Frank Zimmerman Pleads Guilty To Embezzlement From United States Department Of Labor
KNOXVILLE, Tenn. – On Apr. 17, 2014, Frank Zimmerman pleaded guilty in U.S. District Court to a one-count Information charging him with wilfully and knowingly embezzling over $1000 from the U.S. Department of Labor (“DOL”), in the form of overpayment of unemployment benefits.
Sentencing for Zimmerman has been set for Aug. 14, 2014, at 2:30 p.m., in U.S. District Court, Knoxville. He faces up to 10 years in prison, a fine of up to $250,000, a term of supervised release of up to three years, and a $100 special assessment. In addition to the criminal penalties, he faces a state determined one year ban from receiving unemployment benefits.
According to the plea agreement on file with the U.S. District Court, following an agency investigation, the Tennessee Department of Labor and Workforce Development (TDLWD) Division of Employment Security discovered and notified Zimmerman that he had been overpaid unemployment benefits of approximately $11,824.00, including approximately $2,399.00 in state benefits and approximately $9,425.00 in federal benefits. This overpayment was the result of Zimmerman’s failure to report earnings from approximately Apr. 25, 2010, to approximately Feb. 5, 2011. He received unemployment benefits for a total of 40 weeks before the fraud was uncovered. Zimmerman was required to report gross wages from working through a weekly certification process. He was required to follow certain policies and procedures, including becoming disqualified for benefits based on receiving earnings equal to or more than his weekly unemployment benefit amount.

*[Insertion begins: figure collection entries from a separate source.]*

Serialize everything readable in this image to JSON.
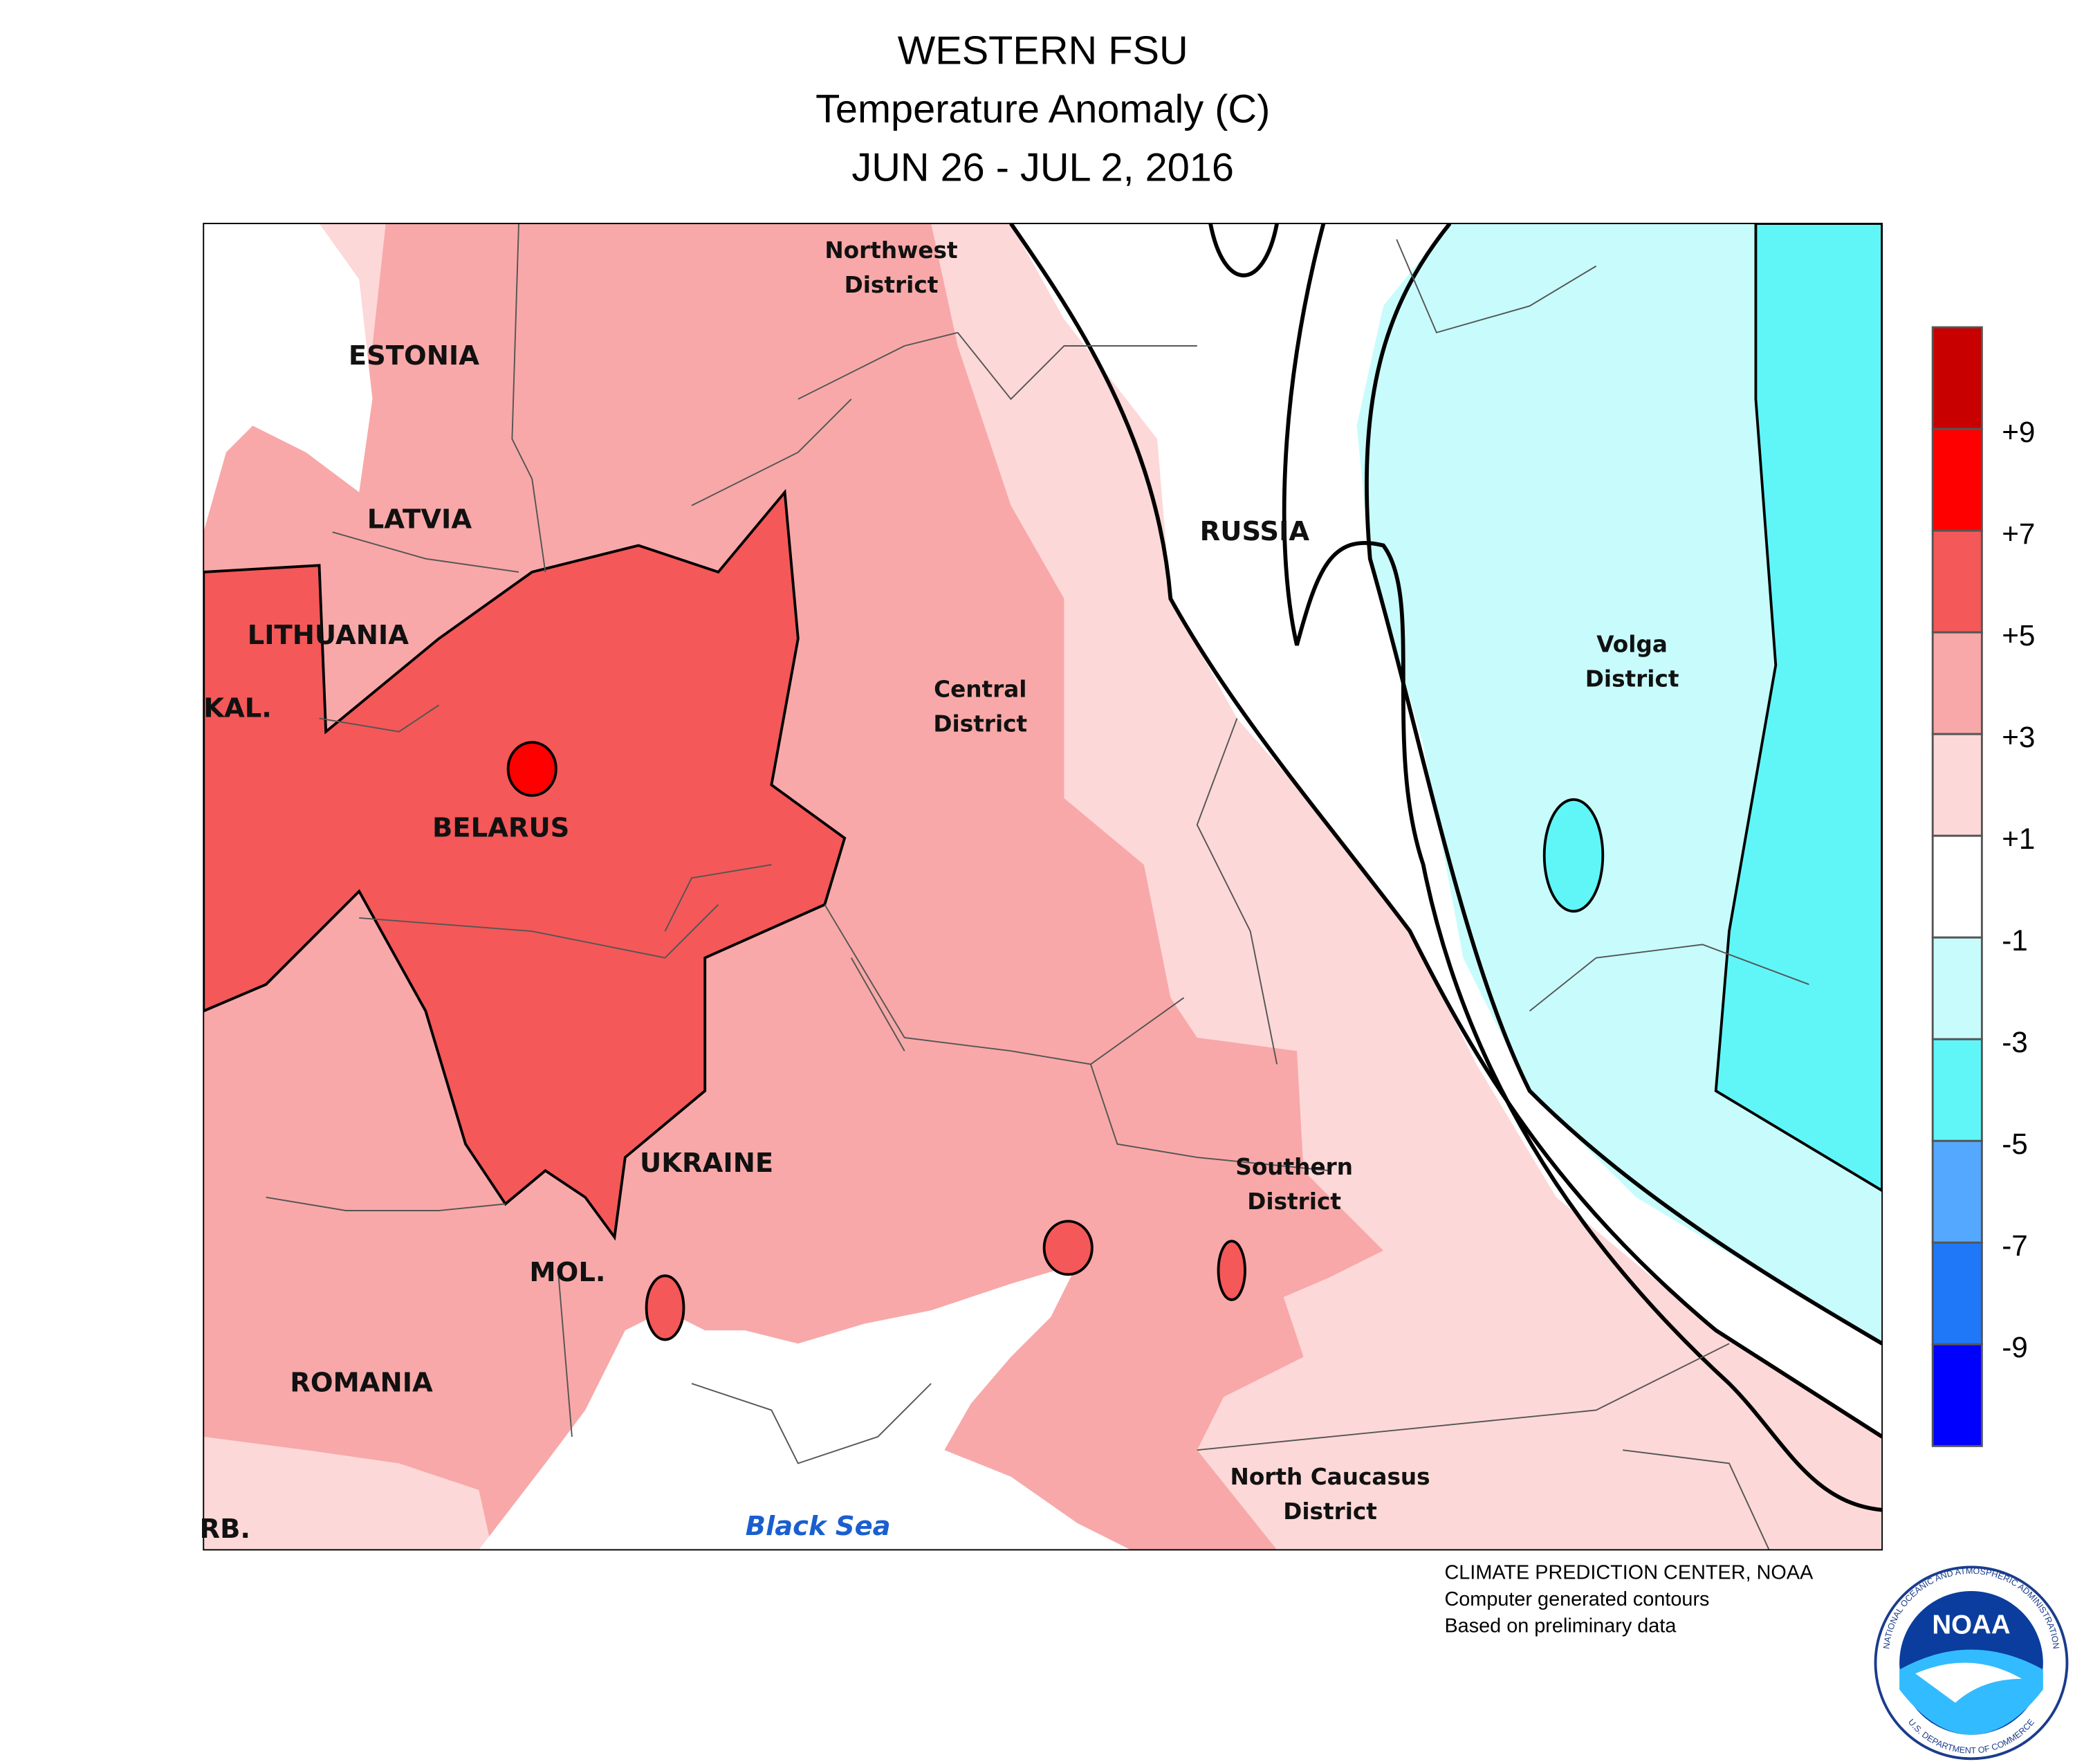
{
  "header": {
    "title": "WESTERN FSU",
    "subtitle": "Temperature Anomaly (C)",
    "period": "JUN 26 - JUL 2, 2016"
  },
  "labels": {
    "countries": [
      "ESTONIA",
      "LATVIA",
      "LITHUANIA",
      "KAL.",
      "BELARUS",
      "UKRAINE",
      "MOL.",
      "ROMANIA",
      "RB.",
      "RUSSIA"
    ],
    "districts": [
      {
        "lines": [
          "Northwest",
          "District"
        ]
      },
      {
        "lines": [
          "Central",
          "District"
        ]
      },
      {
        "lines": [
          "Volga",
          "District"
        ]
      },
      {
        "lines": [
          "Southern",
          "District"
        ]
      },
      {
        "lines": [
          "North Caucasus",
          "District"
        ]
      }
    ],
    "sea": "Black Sea"
  },
  "legend": {
    "colors": [
      "#c80000",
      "#ff0000",
      "#f45858",
      "#f8a8a8",
      "#fdd8d8",
      "#ffffff",
      "#c8fcfc",
      "#60f6f8",
      "#55a8ff",
      "#1f78f8",
      "#0000ff"
    ],
    "labels": [
      "+9",
      "+7",
      "+5",
      "+3",
      "+1",
      "-1",
      "-3",
      "-5",
      "-7",
      "-9"
    ]
  },
  "credits": [
    "CLIMATE PREDICTION CENTER, NOAA",
    "Computer generated contours",
    "Based on preliminary data"
  ],
  "logo": {
    "text": "NOAA",
    "ring_top": "NATIONAL OCEANIC AND ATMOSPHERIC ADMINISTRATION",
    "ring_bottom": "U.S. DEPARTMENT OF COMMERCE"
  }
}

In February 2010 Zimmerman filed an application and was approved for unemployment benefits from the TDLWD. Under TDLWD, he was entitled to receive 26 weeks of benefits based on funds that were paid to the state of Tennessee by his employer. After 26 weeks, if he continued to be eligible for unemployment benefits, extended benefits were available which were paid by the federal government to the state of Tennessee. Traditionally, these extended benefits were composed of only 50 percent federal funds; however, the American Recovery and Reinvestment Act of 2009 authorized 100 percent federal funding for extended employment benefits from Feb.17, 2009, through Dec. 31, 2013. Thus, 100 percent federal funds paid benefits authorized under that Act and during Zimmerman’s authorization period. Although administered by the TDLWD, a state agency, the funds remained federal property because the federal government retained control over the funds including the requirement that the beneficiary certify his or her continued eligibility for the benefits and report any income received during the period weekly.
Special Agents with the U.S. Department of Labor, Office of lnspector General interviewed Zimmerman in December 2012 where he voluntarily responded to their inquiries and signed a handwritten confession memorializing his unemployment fraud. Both special agents with DOL and TDLWD investigated this case. Assistant U.S. Attorney Brooklyn Sawyers is representing the United States.